WASHINGTON — The National Archives on Thursday posted 12,879 documents with newly released information related to the U.S. government's investigation into the 1963 assassination of President John F. Kennedy.

The move comes nearly six decades after Kennedy was shot and killed in Dallas. 

Earlier in the day, President Biden ordered the release of the documents ahead of a Thursday deadline and is in keeping with a federal statute that calls for the government to release records in its possession concerning the Kennedy assassination.

"Pursuant to my direction, agencies have undertaken a comprehensive effort to review the full set of almost 16,000 records that had previously been released in redacted form and determined that more than 70 percent of those records may now be released in full," Biden's order stated Thursday. "This significant disclosure reflects my Administration's commitment to transparency and will provide the American public with greater insight and understanding of the Government's investigation into this tragic event in American history." 

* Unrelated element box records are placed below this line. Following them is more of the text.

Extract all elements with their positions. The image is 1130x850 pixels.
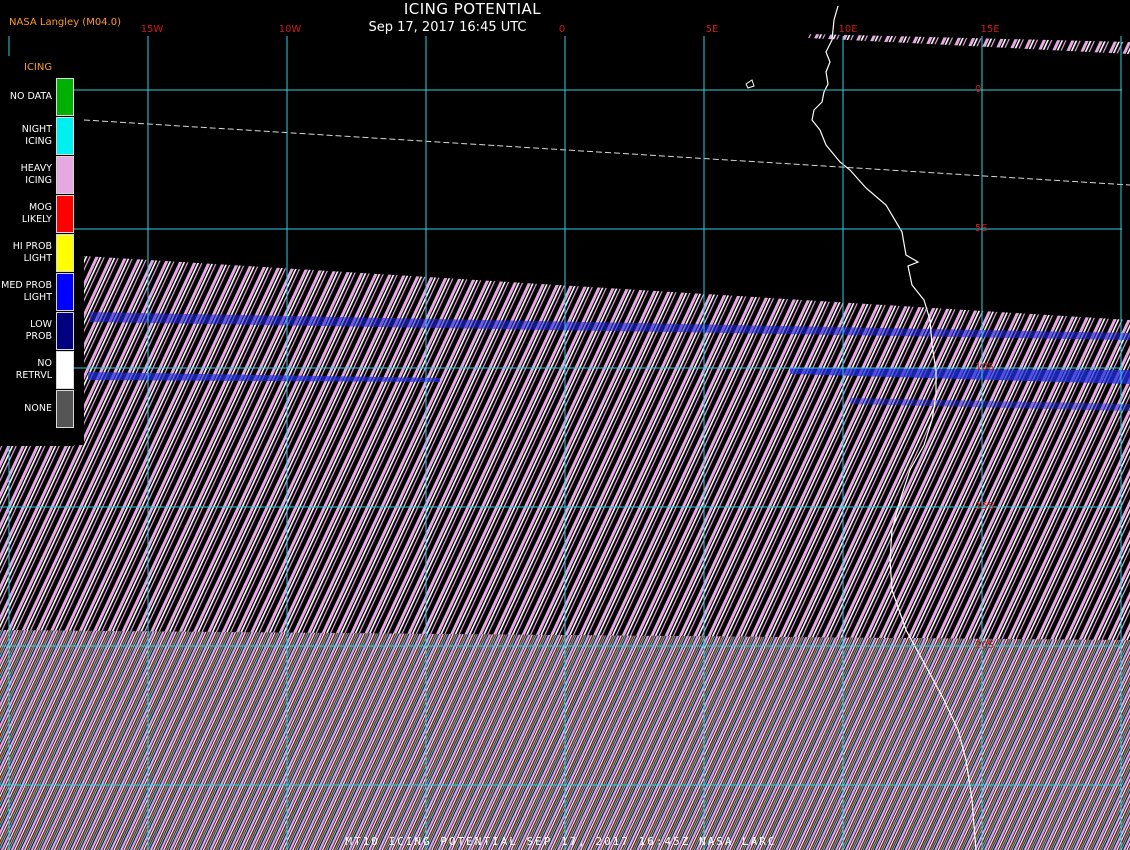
legend-item-label: NONE <box>24 403 52 414</box>
legend-item-label: MOG LIKELY <box>21 202 52 225</box>
legend-swatch <box>56 351 74 389</box>
legend-item-label: HEAVY ICING <box>20 163 52 186</box>
legend-swatch <box>56 156 74 194</box>
legend-item: NO RETRVL <box>0 351 74 389</box>
legend-item-label: HI PROB LIGHT <box>12 241 52 264</box>
legend-item: NIGHT ICING <box>0 117 74 155</box>
map-title: ICING POTENTIAL <box>403 0 542 18</box>
legend-item: NONE <box>0 390 74 428</box>
legend-swatch <box>56 234 74 272</box>
latitude-label-10s: 10S <box>975 362 995 373</box>
legend-title: ICING <box>24 62 53 73</box>
legend-item: HI PROB LIGHT <box>0 234 74 272</box>
icing-potential-map: ICING POTENTIAL Sep 17, 2017 16:45 UTC N… <box>0 0 1130 850</box>
credit-label: NASA Langley (M04.0) <box>9 17 121 28</box>
latitude-label-15s: 15S <box>975 501 995 512</box>
legend-swatch <box>56 117 74 155</box>
lat-lon-grid <box>0 36 1122 850</box>
legend-item: NO DATA <box>0 78 74 116</box>
legend-item-label: LOW PROB <box>25 319 52 342</box>
legend-swatch <box>56 390 74 428</box>
legend-swatch <box>56 78 74 116</box>
legend-item: LOW PROB <box>0 312 74 350</box>
map-timestamp: Sep 17, 2017 16:45 UTC <box>368 20 527 35</box>
legend-item-label: NO DATA <box>9 91 52 102</box>
legend-item: MOG LIKELY <box>0 195 74 233</box>
longitude-label-10w: 10W <box>278 24 302 35</box>
longitude-label-5e: 5E <box>705 24 719 35</box>
legend-item: HEAVY ICING <box>0 156 74 194</box>
longitude-label-10e: 10E <box>838 24 858 35</box>
latitude-label-20s: 20S <box>975 640 995 651</box>
legend-swatch <box>56 312 74 350</box>
legend-swatch <box>56 195 74 233</box>
legend-item-label: MED PROB LIGHT <box>1 280 52 303</box>
legend-swatch <box>56 273 74 311</box>
legend-item-label: NO RETRVL <box>15 358 52 381</box>
longitude-label-0: 0 <box>558 24 566 35</box>
longitude-label-15e: 15E <box>980 24 1000 35</box>
legend-item-label: NIGHT ICING <box>21 124 52 147</box>
legend-item: MED PROB LIGHT <box>0 273 74 311</box>
map-footer-caption: MT10 ICING POTENTIAL SEP 17, 2017 16:45Z… <box>345 835 777 848</box>
latitude-label-5s: 5S <box>975 223 988 234</box>
longitude-label-15w: 15W <box>140 24 164 35</box>
icing-legend: ICING NO DATA NIGHT ICING HEAVY ICING MOG LIKE… <box>0 56 74 446</box>
latitude-label-0: 0 <box>975 84 982 95</box>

One year ago, nearly 1,500 additional documents were released at Biden's order.

There was no immediate indication that the records released Thursday contained new revelations that could radically reshape the public's understanding of the events surrounding the Nov. 22, 1963, assassination of Kennedy at the hands of gunman Lee Harvey Oswald.

The National Archives noted Thursday that 515 documents have also been withheld in full and another 2,545 documents have been partially withheld.

White House press secretary Karine Jean-Pierre said that 97% of the collection of documents from Kennedy's assassination are now available following Thursday's release.  

Under the President John F. Kennedy Assassination Records Collection Act in 1992, all documents related to the assassination were to be released within 25 years, unless the president says doing so would harm intelligence, law enforcement, military operations or foreign relations.

In blocking the release of hundreds of records in 2017 because of concerns from the FBI and the CIA, President Donald Trump cited “potentially irreversible harm." Even so, about 2,800 other records were released at that time.

The Warren Commission in 1964 concluded that Oswald had been the lone gunman, and another congressional probe in 1979 found no evidence to support the theory that the CIA had been involved. But other interpretations have persisted.